Observability at Scale. One practical guarantee of network infrastructure at scale is that something will go wrong, all the time. This drives the need for high availability of network components and fast convergence of network state across all those components. The burden here falls again to the network control plane, particularly the operating system, since that is where network state is stored and where the slowest performance path exists. Furthermore, as the distributed “cloud scale computer system” grows, it becomes increasingly difficult to operationally maintain and troubleshoot for high availability if it is not well instrumented within the control plane. Gone are the days where SNMP could be considered sufficient. A control and management plane built for scale should implement observability at every potential failure point within its domain, down to the individual control plane process level. When that domain extends across physical data center boundaries, across edge/access networks and WANs, between on-prem and cloud installations, it’s even more powerful if the same real-time telemetry and analytics frameworks are uniformly available across each network node type. Performance matters critically here; a control plane architecture built for scale can provide operational insights with extremely fast response times and feed the automation engine to maximize network uptime.

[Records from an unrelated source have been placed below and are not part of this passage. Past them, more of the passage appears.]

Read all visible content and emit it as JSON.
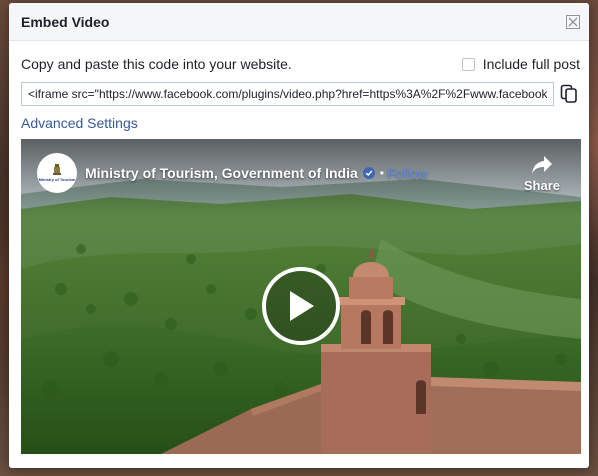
{
  "dialog": {
    "title": "Embed Video",
    "instructions": "Copy and paste this code into your website.",
    "include_full_post_label": "Include full post",
    "include_full_post_checked": false,
    "embed_code": "<iframe src=\"https://www.facebook.com/plugins/video.php?href=https%3A%2F%2Fwww.facebook.com%2F",
    "advanced_settings_label": "Advanced Settings"
  },
  "video": {
    "page_name": "Ministry of Tourism, Government of India",
    "separator": "•",
    "follow_label": "Follow",
    "share_label": "Share",
    "avatar_text": "Ministry of Tourism"
  },
  "icons": {
    "close": "close-icon",
    "copy": "copy-icon",
    "verified": "verified-badge-icon",
    "share": "share-arrow-icon",
    "play": "play-icon"
  },
  "colors": {
    "link": "#385898",
    "follow": "#5b8ef0",
    "verified": "#4267b2",
    "header_bg": "#f5f6f7"
  }
}
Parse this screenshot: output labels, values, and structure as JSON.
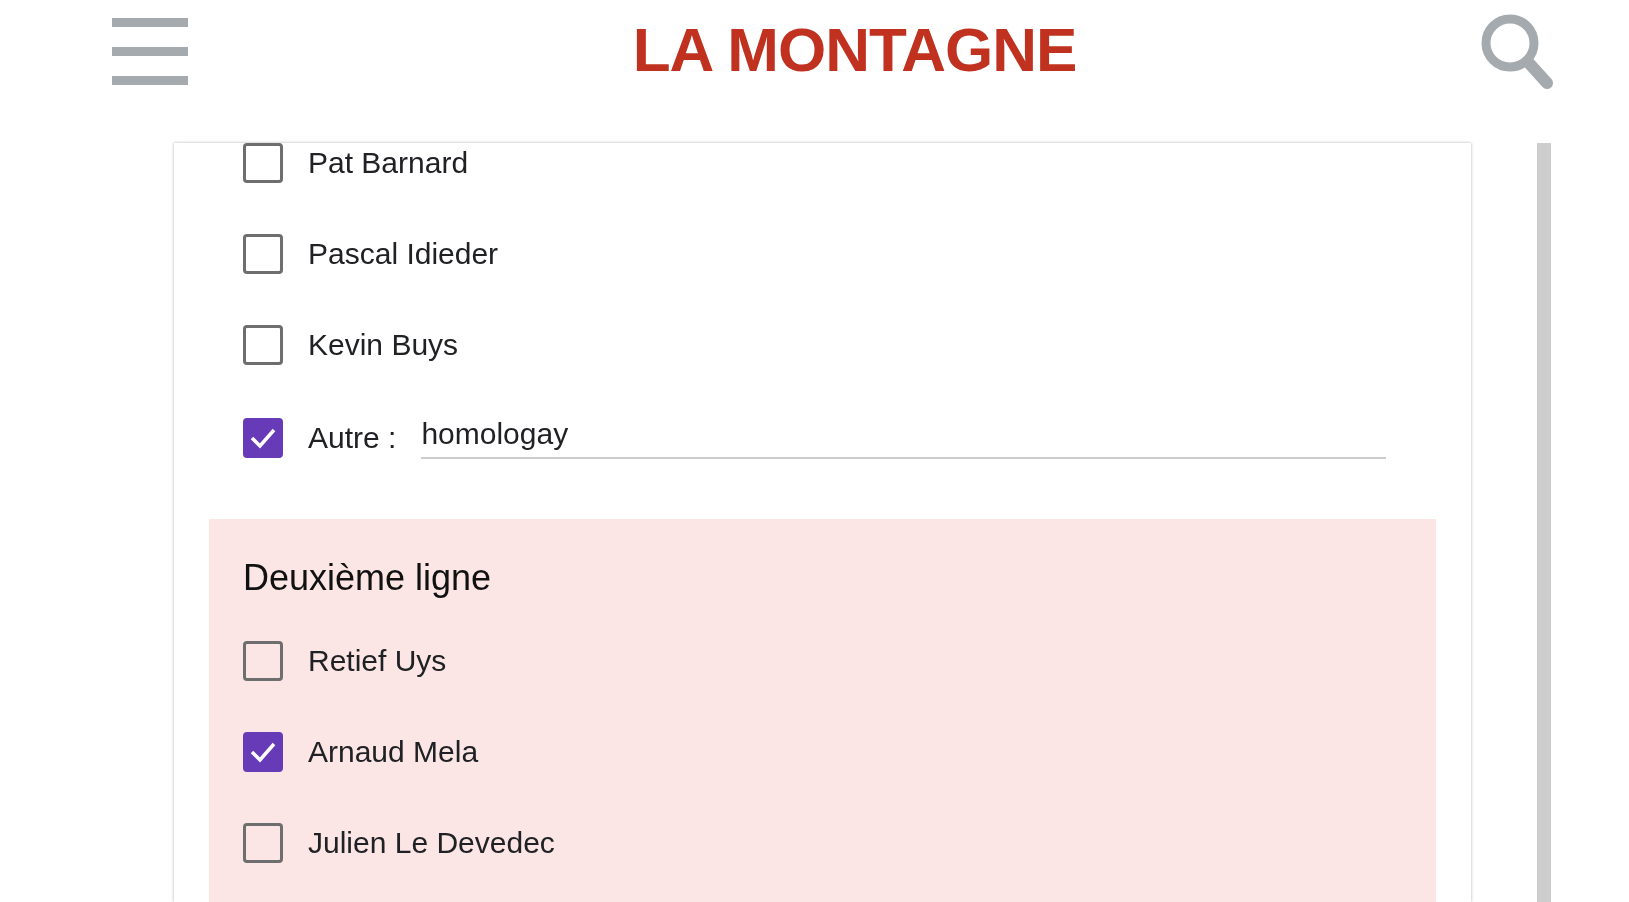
{
  "header": {
    "logo": "LA MONTAGNE"
  },
  "first_group": {
    "options": [
      {
        "label": "Pat Barnard",
        "checked": false
      },
      {
        "label": "Pascal Idieder",
        "checked": false
      },
      {
        "label": "Kevin Buys",
        "checked": false
      }
    ],
    "other": {
      "label": "Autre :",
      "checked": true,
      "value": "homologay"
    }
  },
  "second_group": {
    "title": "Deuxième ligne",
    "options": [
      {
        "label": "Retief Uys",
        "checked": false
      },
      {
        "label": "Arnaud Mela",
        "checked": true
      },
      {
        "label": "Julien Le Devedec",
        "checked": false
      }
    ]
  }
}
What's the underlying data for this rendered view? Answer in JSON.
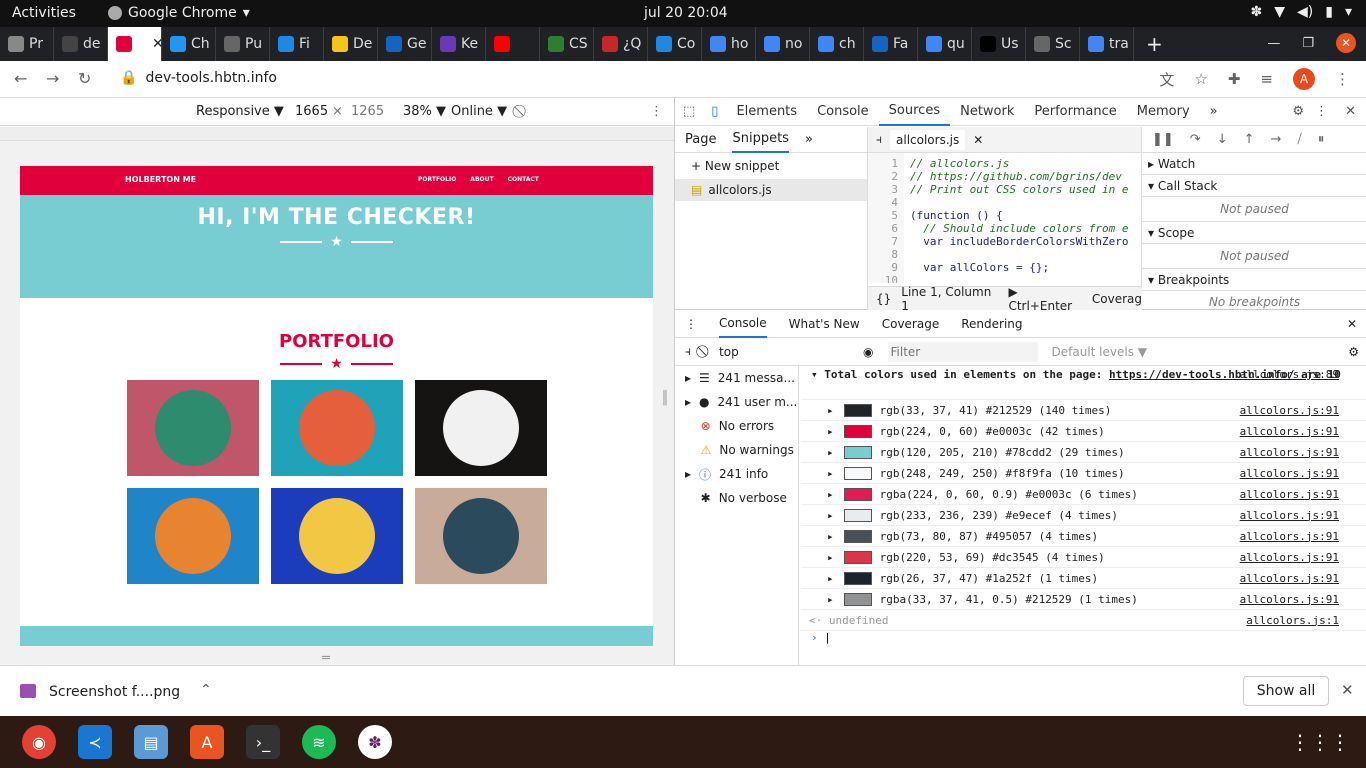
{
  "top_bar": {
    "activities": "Activities",
    "app_name": "Google Chrome",
    "clock": "jul 20  20:04"
  },
  "tabs": [
    "Pr",
    "de",
    "",
    "Ch",
    "Pu",
    "Fi",
    "De",
    "Ge",
    "Ke",
    "",
    "CS",
    "¿Q",
    "Co",
    "ho",
    "no",
    "ch",
    "Fa",
    "qu",
    "Us",
    "Sc",
    "tra"
  ],
  "tab_colors": [
    "#888",
    "#444",
    "#e0003c",
    "#2196f3",
    "#666",
    "#1e88e5",
    "#f5c518",
    "#1565c0",
    "#673ab7",
    "#ff0000",
    "#2e7d32",
    "#c62828",
    "#1e88e5",
    "#4285f4",
    "#4285f4",
    "#4285f4",
    "#1565c0",
    "#4285f4",
    "#000",
    "#666",
    "#4285f4"
  ],
  "address": {
    "url": "dev-tools.hbtn.info",
    "avatar": "A"
  },
  "device_toolbar": {
    "mode": "Responsive ▼",
    "width": "1665",
    "x": "×",
    "height": "1265",
    "zoom": "38% ▼",
    "throttle": "Online ▼"
  },
  "site": {
    "brand": "HOLBERTON ME",
    "links": [
      "PORTFOLIO",
      "ABOUT",
      "CONTACT"
    ],
    "hero_title": "HI, I'M THE CHECKER!",
    "section_title": "PORTFOLIO",
    "tiles": [
      {
        "bg": "#c0566a",
        "circle": "#2e8b6e"
      },
      {
        "bg": "#1fa3b8",
        "circle": "#e55f3c"
      },
      {
        "bg": "#161313",
        "circle": "#f1f1f1"
      },
      {
        "bg": "#1f85c8",
        "circle": "#e8832f"
      },
      {
        "bg": "#1b3dbb",
        "circle": "#f2c744"
      },
      {
        "bg": "#c9ab99",
        "circle": "#2b4a5c"
      }
    ]
  },
  "devtools": {
    "tabs": [
      "Elements",
      "Console",
      "Sources",
      "Network",
      "Performance",
      "Memory",
      "»"
    ],
    "sources_nav": {
      "tabs": [
        "Page",
        "Snippets",
        "»"
      ],
      "new_snippet": "+ New snippet",
      "file": "allcolors.js"
    },
    "editor": {
      "file_tab": "allcolors.js",
      "line_numbers": [
        "1",
        "2",
        "3",
        "4",
        "5",
        "6",
        "7",
        "8",
        "9",
        "10"
      ],
      "lines": [
        "// allcolors.js",
        "// https://github.com/bgrins/dev",
        "// Print out CSS colors used in e",
        "",
        "(function () {",
        "  // Should include colors from e",
        "  var includeBorderColorsWithZero",
        "",
        "  var allColors = {};",
        ""
      ],
      "status": "Line 1, Column 1",
      "run": "▶ Ctrl+Enter",
      "coverage": "Coverag"
    },
    "debugger": {
      "sections": [
        "Watch",
        "Call Stack",
        "Scope",
        "Breakpoints"
      ],
      "not_paused": "Not paused",
      "no_breakpoints": "No breakpoints"
    },
    "drawer": {
      "tabs": [
        "Console",
        "What's New",
        "Coverage",
        "Rendering"
      ],
      "context": "top",
      "filter_placeholder": "Filter",
      "levels": "Default levels ▼",
      "sidebar": [
        "241 messa...",
        "241 user m...",
        "No errors",
        "No warnings",
        "241 info",
        "No verbose"
      ]
    },
    "console_header": {
      "text": "Total colors used in elements on the page: ",
      "link": "https://dev-tools.hbtn.info/",
      "suffix": " are 10",
      "source": "allcolors.js:89"
    },
    "console_rows": [
      {
        "text": "rgb(33, 37, 41) #212529 (140 times)",
        "color": "#212529",
        "source": "allcolors.js:91"
      },
      {
        "text": "rgb(224, 0, 60) #e0003c (42 times)",
        "color": "#e0003c",
        "source": "allcolors.js:91"
      },
      {
        "text": "rgb(120, 205, 210) #78cdd2 (29 times)",
        "color": "#78cdd2",
        "source": "allcolors.js:91"
      },
      {
        "text": "rgb(248, 249, 250) #f8f9fa (10 times)",
        "color": "#f8f9fa",
        "source": "allcolors.js:91"
      },
      {
        "text": "rgba(224, 0, 60, 0.9) #e0003c (6 times)",
        "color": "#e61a53",
        "source": "allcolors.js:91"
      },
      {
        "text": "rgb(233, 236, 239) #e9ecef (4 times)",
        "color": "#e9ecef",
        "source": "allcolors.js:91"
      },
      {
        "text": "rgb(73, 80, 87) #495057 (4 times)",
        "color": "#495057",
        "source": "allcolors.js:91"
      },
      {
        "text": "rgb(220, 53, 69) #dc3545 (4 times)",
        "color": "#dc3545",
        "source": "allcolors.js:91"
      },
      {
        "text": "rgb(26, 37, 47) #1a252f (1 times)",
        "color": "#1a252f",
        "source": "allcolors.js:91"
      },
      {
        "text": "rgba(33, 37, 41, 0.5) #212529 (1 times)",
        "color": "#909294",
        "source": "allcolors.js:91"
      }
    ],
    "undefined_row": {
      "text": "undefined",
      "source": "allcolors.js:1"
    }
  },
  "download_bar": {
    "file": "Screenshot f....png",
    "show_all": "Show all"
  },
  "dock_icons": [
    "chrome-icon",
    "vscode-icon",
    "files-icon",
    "software-icon",
    "terminal-icon",
    "spotify-icon",
    "slack-icon"
  ]
}
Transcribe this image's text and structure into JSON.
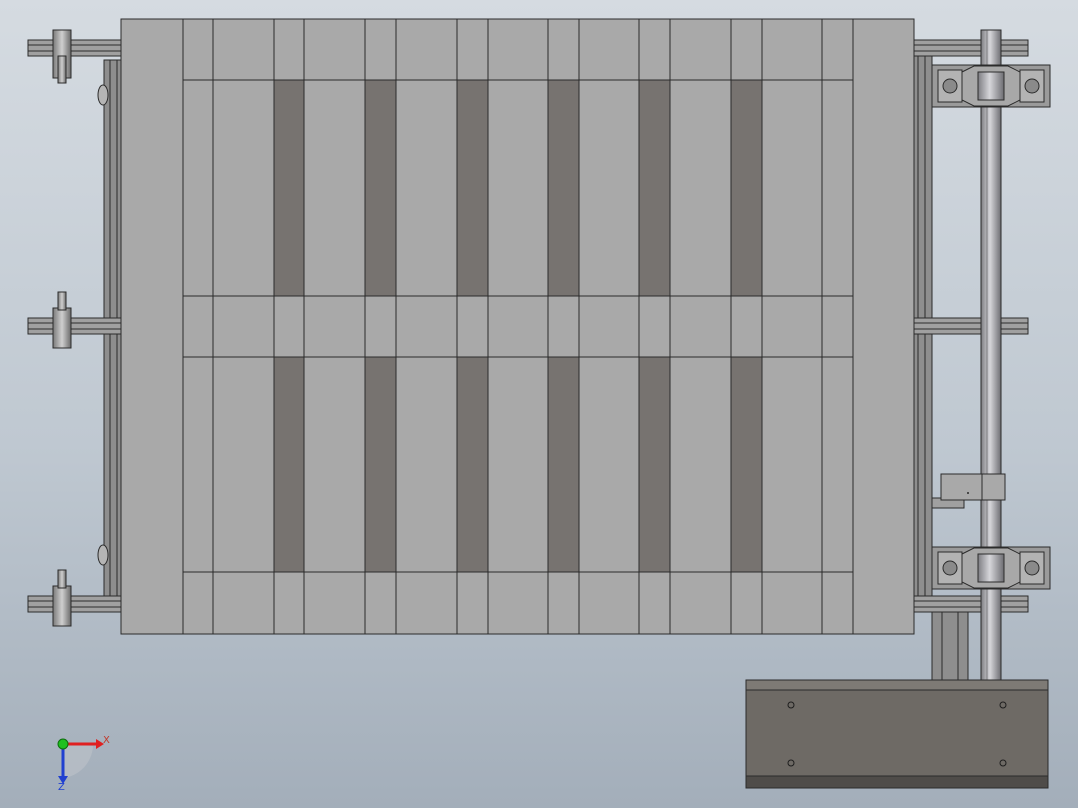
{
  "viewport": {
    "background_top": "#d5dbe1",
    "background_bottom": "#a3aeba"
  },
  "model": {
    "slat_color": "#a9a9a9",
    "slat_shade": "#9c9c9c",
    "gap_dark": "#777370",
    "edge_color": "#2b2b2b",
    "frame_color": "#8c8c8c",
    "shaft_color": "#9e9ea3",
    "motor_color": "#6f6b66"
  },
  "triad": {
    "x_label": "X",
    "z_label": "Z",
    "x_color": "#e02020",
    "y_color": "#20c020",
    "z_color": "#2040d0"
  }
}
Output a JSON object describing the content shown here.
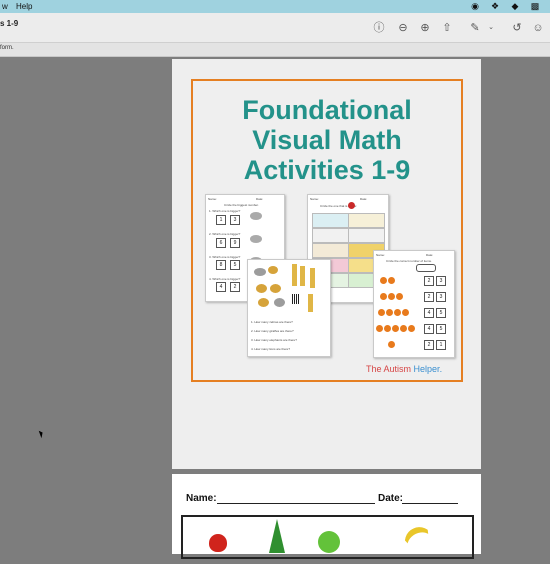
{
  "menubar": {
    "apple": "⌘",
    "menu_help": "Help"
  },
  "window": {
    "title": "s 1-9"
  },
  "subbar": {
    "text": "form."
  },
  "cover": {
    "title_line1": "Foundational",
    "title_line2": "Visual Math",
    "title_line3": "Activities 1-9",
    "brand_a": "The Autism",
    "brand_b": "Helper."
  },
  "ws1": {
    "name": "Name:",
    "date": "Date:",
    "heading": "Circle the biggest number.",
    "q1": "1. Which one is bigger?",
    "q2": "2. Which one is bigger?",
    "q3": "3. Which one is bigger?",
    "q4": "4. Which one is bigger?",
    "n1": "1",
    "n2": "3",
    "n3": "6",
    "n4": "9",
    "n5": "8",
    "n6": "5",
    "n7": "4",
    "n8": "2"
  },
  "ws2": {
    "name": "Name:",
    "date": "Date:",
    "heading": "Circle the one that is bigger."
  },
  "ws3": {
    "q1": "1. How many zebras are there?",
    "q2": "2. How many giraffes are there?",
    "q3": "3. How many elephants are there?",
    "q4": "4. How many lions are there?"
  },
  "ws4": {
    "name": "Name:",
    "date": "Date:",
    "heading": "Circle the correct number of items.",
    "r1a": "2",
    "r1b": "3",
    "r2a": "2",
    "r2b": "3",
    "r3a": "4",
    "r3b": "5",
    "r4a": "4",
    "r4b": "5",
    "r5a": "2",
    "r5b": "1"
  },
  "page2": {
    "name_label": "Name:",
    "date_label": "Date:"
  },
  "colors": {
    "menubar": "#9fd2df",
    "accent_orange": "#e57f22",
    "title_teal": "#23928a"
  }
}
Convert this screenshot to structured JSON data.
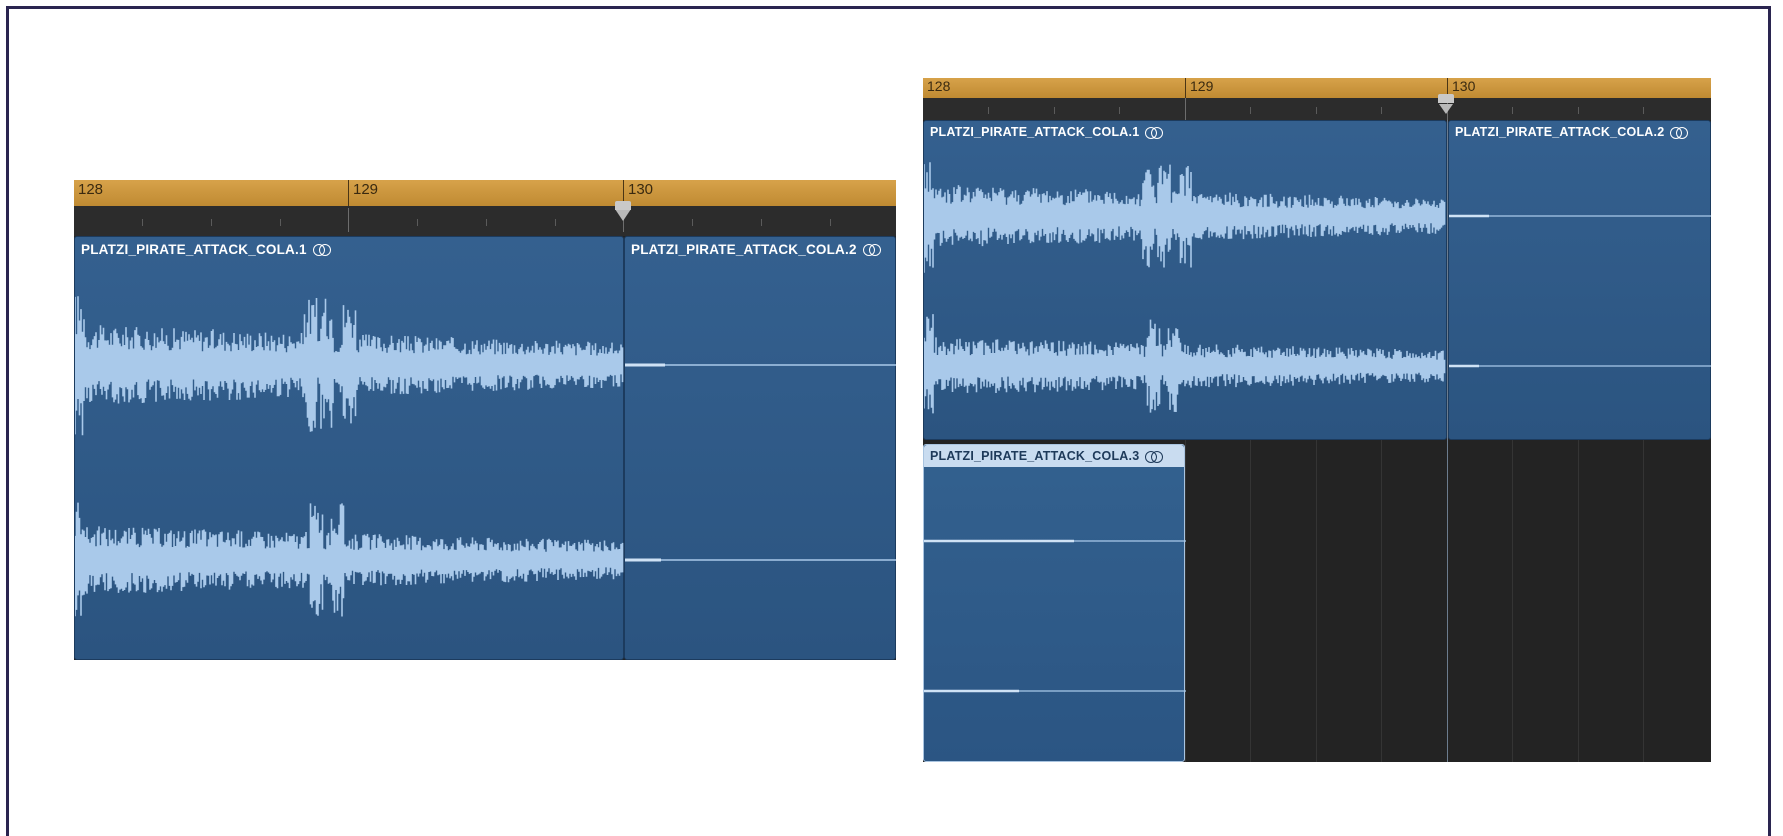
{
  "ruler_bars": [
    "128",
    "129",
    "130"
  ],
  "regions": {
    "r1": "PLATZI_PIRATE_ATTACK_COLA.1",
    "r2": "PLATZI_PIRATE_ATTACK_COLA.2",
    "r3": "PLATZI_PIRATE_ATTACK_COLA.3"
  },
  "icons": {
    "stereo": "stereo-link-icon",
    "playhead": "playhead-icon"
  },
  "colors": {
    "ruler": "#c9933c",
    "region": "#2f5b89",
    "waveform": "#a9c9ea",
    "background": "#232323"
  }
}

Designing for scale in network infrastructure starts with architecture first-principles. In the data plane, it’s principles like high-bandwidth Ethernet, leaf-spine CLOS fabrics and IP-ECMP multipathing. In the control plane, the distinction between architecture choices and their impact on scalability haven’t been as obvious – because they’re not often talked about. Routing-centric, microservices based control plane design that optimizes for capacity, multi-threaded performance, and observability across all network shapes and sizes should emerge as the architecture of choice to enable true scalability of modern cloud applications.